Grand Corps Malade, slameur du social
« Pas essentiel ». Cette manière de désigner les activités devant rester à l’arrêt face à la pandémie en a agacé plus d’un. C’est le cas de Fabien Marsaud, alias Grand Corps Malade, qui comme à son habitude a traduit à la fin de l’année dernière son indignation dans un clip. Il y fait l’apologie de toutes ces activités qui forment le carburant de la vie bien que ou sans doute justement parce qu’elles échappent aux lois du marché.
Marcher, c’est justement ce que l’artiste a pensé ne plus pouvoir faire lorsqu’à l’âge de 20 ans, sa colonne vertébrale est sérieusement amochée par un plongeon dans une piscine insuffisamment profonde lors d’une colonie de vacances qu’il encadre pour « sa » ville de Saint-Denis. Ce joueur de basket talentueux doit alors faire une croix sur son projet d’enseigner l’EPS, même s’il finit par retrouver l’usage de ses jambes après une longue rééducation. Il s’appuie alors sur son autre passion, les mots, et se lance dans le slam, joute oratoire en public où il s’agit de faire claquer des vers plus vite et plus habilement que son adversaire.
Démocratiser la poésie
Baigné dans son enfance par une mère bibliothécaire et un père fonctionnaire communiste dans l’amour de la langue française, le jeune homme se distingue dans cette nouvelle forme de compétition qui vise à démocratiser la poésie. Avec son association, il écume écoles, hôpitaux et centres sociaux pour populariser son art, tout en travaillant au service marketing du Stade de France, toujours à Saint-Denis. Son premier album en 2006 les fait connaître du grand public, mais Grand Corps Malade ne prend pas la grosse tête et continue de faire la tournée des MJC et maisons de retraite pour initier leurs pensionnaires au slam.

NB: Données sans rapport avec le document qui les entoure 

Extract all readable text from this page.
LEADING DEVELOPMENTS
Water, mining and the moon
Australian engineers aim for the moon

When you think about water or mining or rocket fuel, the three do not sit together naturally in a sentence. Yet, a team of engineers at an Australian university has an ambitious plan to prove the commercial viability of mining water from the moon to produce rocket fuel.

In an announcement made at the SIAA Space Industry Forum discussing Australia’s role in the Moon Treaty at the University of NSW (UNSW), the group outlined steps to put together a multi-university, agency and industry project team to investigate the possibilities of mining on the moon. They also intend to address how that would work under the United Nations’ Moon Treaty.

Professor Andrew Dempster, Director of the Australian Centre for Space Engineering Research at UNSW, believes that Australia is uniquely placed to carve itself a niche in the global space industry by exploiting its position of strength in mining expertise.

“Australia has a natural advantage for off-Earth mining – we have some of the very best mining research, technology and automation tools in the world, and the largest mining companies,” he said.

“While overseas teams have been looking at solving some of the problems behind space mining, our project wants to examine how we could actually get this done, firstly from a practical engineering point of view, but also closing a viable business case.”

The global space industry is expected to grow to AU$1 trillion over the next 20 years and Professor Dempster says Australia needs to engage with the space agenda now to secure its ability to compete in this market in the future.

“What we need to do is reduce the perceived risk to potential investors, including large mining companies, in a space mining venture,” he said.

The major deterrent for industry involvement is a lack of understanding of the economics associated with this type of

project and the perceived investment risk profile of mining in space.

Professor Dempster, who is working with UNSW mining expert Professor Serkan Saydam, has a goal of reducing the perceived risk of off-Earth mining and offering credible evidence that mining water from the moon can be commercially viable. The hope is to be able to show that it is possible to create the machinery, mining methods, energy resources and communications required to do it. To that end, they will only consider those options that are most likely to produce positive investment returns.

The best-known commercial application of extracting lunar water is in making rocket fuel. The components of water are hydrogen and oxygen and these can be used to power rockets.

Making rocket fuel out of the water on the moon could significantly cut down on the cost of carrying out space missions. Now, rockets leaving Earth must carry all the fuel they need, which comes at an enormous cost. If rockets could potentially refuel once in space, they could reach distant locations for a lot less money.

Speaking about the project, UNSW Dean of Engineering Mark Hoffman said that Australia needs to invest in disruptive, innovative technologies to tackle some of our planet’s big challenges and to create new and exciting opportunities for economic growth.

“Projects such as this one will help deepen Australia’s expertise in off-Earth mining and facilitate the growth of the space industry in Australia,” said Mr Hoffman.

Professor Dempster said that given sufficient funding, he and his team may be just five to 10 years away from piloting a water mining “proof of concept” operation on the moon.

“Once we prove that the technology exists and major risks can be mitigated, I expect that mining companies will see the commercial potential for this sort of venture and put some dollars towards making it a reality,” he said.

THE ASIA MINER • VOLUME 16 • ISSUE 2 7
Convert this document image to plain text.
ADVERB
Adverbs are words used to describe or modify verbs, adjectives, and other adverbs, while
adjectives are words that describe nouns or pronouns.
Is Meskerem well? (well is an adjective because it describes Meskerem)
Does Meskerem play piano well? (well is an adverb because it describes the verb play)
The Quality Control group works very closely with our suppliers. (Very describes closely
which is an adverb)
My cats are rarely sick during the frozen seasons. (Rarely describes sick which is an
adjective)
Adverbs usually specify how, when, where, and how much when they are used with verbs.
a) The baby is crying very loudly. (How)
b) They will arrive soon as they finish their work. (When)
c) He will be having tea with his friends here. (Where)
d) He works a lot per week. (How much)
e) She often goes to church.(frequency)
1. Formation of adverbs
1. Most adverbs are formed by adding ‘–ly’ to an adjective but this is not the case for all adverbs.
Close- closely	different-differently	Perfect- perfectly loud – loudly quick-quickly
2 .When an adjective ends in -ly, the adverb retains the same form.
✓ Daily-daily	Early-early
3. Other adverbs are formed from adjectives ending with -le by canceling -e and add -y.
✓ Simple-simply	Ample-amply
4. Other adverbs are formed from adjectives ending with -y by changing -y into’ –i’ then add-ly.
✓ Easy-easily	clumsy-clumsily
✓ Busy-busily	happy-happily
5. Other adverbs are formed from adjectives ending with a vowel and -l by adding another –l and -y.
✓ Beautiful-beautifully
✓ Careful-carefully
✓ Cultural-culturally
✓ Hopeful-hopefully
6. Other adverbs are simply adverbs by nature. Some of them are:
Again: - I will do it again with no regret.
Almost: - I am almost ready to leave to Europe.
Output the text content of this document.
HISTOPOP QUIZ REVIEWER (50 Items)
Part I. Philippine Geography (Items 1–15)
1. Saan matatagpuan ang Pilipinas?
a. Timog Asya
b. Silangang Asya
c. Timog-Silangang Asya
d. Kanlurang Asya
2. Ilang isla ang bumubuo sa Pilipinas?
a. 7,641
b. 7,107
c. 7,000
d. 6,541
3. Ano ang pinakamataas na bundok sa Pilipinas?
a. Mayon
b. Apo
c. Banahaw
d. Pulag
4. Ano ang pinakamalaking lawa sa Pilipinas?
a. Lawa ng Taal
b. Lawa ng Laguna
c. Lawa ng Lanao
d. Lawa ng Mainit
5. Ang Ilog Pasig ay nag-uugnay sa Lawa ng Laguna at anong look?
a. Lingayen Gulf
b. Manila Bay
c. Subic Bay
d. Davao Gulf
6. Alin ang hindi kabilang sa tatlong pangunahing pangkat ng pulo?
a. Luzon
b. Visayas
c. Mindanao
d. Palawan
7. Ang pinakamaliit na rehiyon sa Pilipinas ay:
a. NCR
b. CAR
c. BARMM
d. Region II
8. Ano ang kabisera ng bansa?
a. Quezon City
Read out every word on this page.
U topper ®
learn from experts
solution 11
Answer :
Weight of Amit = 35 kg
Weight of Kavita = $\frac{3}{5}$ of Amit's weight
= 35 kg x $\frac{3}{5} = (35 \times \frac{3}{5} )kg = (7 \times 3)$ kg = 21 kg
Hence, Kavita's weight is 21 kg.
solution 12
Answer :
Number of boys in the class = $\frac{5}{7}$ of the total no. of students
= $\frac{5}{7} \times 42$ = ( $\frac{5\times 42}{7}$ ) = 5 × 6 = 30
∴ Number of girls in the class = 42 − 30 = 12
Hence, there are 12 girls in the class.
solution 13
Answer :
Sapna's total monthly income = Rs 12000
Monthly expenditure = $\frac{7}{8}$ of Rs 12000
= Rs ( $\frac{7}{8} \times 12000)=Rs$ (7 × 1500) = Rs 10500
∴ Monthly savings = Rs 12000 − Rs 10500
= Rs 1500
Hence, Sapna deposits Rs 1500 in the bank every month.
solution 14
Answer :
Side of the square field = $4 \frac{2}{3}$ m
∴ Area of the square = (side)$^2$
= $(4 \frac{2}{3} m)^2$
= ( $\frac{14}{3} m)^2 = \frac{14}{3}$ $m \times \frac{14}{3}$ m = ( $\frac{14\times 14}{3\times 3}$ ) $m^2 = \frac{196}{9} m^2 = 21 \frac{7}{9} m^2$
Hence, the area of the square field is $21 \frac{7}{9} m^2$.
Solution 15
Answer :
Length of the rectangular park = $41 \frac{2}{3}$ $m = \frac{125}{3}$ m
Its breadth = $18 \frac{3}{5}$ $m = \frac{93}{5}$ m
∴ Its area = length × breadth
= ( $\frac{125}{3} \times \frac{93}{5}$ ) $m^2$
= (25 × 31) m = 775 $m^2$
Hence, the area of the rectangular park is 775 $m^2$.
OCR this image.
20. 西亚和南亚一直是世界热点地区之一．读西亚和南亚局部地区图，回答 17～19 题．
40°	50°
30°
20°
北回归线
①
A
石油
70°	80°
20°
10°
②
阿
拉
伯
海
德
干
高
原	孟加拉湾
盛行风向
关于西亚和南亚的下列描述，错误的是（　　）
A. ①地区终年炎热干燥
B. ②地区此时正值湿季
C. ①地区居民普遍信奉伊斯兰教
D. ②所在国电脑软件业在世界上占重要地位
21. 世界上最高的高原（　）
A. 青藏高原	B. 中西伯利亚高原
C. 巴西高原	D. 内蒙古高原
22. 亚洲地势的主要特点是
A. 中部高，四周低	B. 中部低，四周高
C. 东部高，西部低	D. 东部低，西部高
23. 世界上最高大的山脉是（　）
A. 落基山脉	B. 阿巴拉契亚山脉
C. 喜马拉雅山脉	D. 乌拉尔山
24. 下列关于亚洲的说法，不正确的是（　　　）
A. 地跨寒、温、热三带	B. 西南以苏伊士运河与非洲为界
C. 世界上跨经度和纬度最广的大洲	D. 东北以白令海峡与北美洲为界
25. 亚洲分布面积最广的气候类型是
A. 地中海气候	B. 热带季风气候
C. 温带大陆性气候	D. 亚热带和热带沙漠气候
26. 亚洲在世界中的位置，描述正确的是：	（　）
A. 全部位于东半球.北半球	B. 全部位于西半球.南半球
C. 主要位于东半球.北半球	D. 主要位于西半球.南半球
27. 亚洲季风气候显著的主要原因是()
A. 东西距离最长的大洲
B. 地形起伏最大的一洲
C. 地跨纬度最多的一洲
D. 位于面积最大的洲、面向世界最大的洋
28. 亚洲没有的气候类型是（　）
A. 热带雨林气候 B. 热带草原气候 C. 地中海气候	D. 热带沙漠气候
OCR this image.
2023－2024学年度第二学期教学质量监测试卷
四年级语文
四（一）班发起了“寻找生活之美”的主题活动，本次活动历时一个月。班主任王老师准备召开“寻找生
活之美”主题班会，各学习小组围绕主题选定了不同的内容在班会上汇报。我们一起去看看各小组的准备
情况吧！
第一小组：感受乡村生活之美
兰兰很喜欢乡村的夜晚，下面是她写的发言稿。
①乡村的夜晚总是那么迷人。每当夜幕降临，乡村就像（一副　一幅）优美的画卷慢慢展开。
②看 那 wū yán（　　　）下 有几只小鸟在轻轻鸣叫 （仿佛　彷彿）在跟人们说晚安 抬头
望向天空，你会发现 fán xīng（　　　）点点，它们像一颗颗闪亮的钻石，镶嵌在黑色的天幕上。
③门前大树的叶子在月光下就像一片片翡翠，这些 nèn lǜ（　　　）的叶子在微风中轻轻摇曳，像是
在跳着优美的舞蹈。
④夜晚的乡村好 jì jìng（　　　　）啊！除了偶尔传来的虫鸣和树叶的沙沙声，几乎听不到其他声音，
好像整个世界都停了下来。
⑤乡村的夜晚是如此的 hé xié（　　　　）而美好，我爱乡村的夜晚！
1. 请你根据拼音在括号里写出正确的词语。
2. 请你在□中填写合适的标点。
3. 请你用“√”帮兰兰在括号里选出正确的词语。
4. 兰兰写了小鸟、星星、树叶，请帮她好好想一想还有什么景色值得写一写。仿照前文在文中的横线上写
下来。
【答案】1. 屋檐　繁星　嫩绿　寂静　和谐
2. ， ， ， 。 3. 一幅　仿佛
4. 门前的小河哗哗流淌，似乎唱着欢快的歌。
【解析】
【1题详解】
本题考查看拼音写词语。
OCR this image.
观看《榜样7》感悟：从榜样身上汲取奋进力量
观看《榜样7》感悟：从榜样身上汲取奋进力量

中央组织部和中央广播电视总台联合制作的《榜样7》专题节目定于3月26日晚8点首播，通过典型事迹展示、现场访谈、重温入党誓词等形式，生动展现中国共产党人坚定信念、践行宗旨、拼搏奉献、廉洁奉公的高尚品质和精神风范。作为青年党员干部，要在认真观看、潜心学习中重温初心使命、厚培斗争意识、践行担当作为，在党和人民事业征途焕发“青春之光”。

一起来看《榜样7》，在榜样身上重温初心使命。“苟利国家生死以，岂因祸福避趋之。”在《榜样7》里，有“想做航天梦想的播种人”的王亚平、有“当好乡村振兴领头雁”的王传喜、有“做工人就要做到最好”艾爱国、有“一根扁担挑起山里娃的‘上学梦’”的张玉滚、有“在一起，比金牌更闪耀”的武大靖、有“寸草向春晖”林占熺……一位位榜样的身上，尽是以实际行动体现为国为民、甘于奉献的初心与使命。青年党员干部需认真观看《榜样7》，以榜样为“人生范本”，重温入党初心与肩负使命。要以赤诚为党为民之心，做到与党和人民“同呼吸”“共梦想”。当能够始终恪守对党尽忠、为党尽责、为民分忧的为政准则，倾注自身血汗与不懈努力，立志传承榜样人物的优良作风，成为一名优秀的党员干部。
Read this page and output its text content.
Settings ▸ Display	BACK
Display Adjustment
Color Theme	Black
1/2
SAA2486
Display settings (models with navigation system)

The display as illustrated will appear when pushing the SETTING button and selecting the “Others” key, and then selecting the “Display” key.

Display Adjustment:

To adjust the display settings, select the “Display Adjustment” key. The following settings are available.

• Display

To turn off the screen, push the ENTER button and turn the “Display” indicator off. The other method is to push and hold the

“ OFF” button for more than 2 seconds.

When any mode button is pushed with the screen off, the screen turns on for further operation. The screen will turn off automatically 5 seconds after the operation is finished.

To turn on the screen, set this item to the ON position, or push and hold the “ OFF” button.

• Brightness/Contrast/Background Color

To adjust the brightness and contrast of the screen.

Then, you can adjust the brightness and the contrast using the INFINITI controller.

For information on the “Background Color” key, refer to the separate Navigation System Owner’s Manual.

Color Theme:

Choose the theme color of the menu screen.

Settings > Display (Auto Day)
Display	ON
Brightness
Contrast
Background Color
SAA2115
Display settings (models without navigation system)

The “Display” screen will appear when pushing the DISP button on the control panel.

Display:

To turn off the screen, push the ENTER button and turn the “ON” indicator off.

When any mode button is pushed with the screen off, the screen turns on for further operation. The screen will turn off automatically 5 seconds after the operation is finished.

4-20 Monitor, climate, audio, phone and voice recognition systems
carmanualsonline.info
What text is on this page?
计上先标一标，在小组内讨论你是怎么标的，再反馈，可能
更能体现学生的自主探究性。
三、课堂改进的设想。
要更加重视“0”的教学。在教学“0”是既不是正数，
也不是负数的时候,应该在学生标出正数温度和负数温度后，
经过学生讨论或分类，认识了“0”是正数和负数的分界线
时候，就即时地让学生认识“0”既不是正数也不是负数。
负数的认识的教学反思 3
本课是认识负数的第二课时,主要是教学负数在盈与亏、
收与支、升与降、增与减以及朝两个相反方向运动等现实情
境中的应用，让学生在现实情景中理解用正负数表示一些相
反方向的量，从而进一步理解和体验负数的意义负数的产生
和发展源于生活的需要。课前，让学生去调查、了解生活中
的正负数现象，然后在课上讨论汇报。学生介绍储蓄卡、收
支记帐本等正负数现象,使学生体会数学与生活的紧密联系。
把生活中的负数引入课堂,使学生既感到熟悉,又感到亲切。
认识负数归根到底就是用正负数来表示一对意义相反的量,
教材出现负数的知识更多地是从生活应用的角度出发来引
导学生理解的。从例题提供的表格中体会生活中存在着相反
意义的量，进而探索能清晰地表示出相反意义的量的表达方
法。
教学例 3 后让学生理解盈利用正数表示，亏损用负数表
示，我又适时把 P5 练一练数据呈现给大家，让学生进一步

« Ma ville », « Saint-Denis » ou « je viens de là », mettent en évidence les ressorts des inégalités sociales comme leurs conséquences, tout en montrant que la pauvreté monétaire cohabite avec la richesse culturelle
Irréductible optimiste, il s’emploie texte après texte à éclairer la poésie du quotidien dans des déclarations d’amour à son prochain et à la vie qu’il a failli perdre. Cet enfant du 9-3 n’oublie pas non plus de parler de la réalité sociale qui l’entoure. Dans des titres comme « Ma ville », « Saint-Denis » ou « je viens de là », le slameur met en évidence les ressorts des inégalités sociales comme leurs conséquences, tout en montrant que la pauvreté monétaire cohabite avec la richesse culturelle.
Il pourfend le racisme, notamment dans « Roméo kiffe Juliette », où les héros shakespeariens sont devenus juive et musulman, ou dans « Au feu rouge » qui redonne leur épaisseur aux réfugiées syriennes forcées de faire la manche. Enfin, il n’est jamais à court de mots pour dénoncer le sexisme ambiant, comme en témoigne son septième album, Mesdames, sorti durant le confinement et entièrement composé de duos avec des chanteuses aux profils très variés. Enorme succès public, le disque s’est vendu à plus de 300 000 exemplaires. Le chanteur, courtisé par tous les festivals, compte bien reprendre au plus vite une série de tournées.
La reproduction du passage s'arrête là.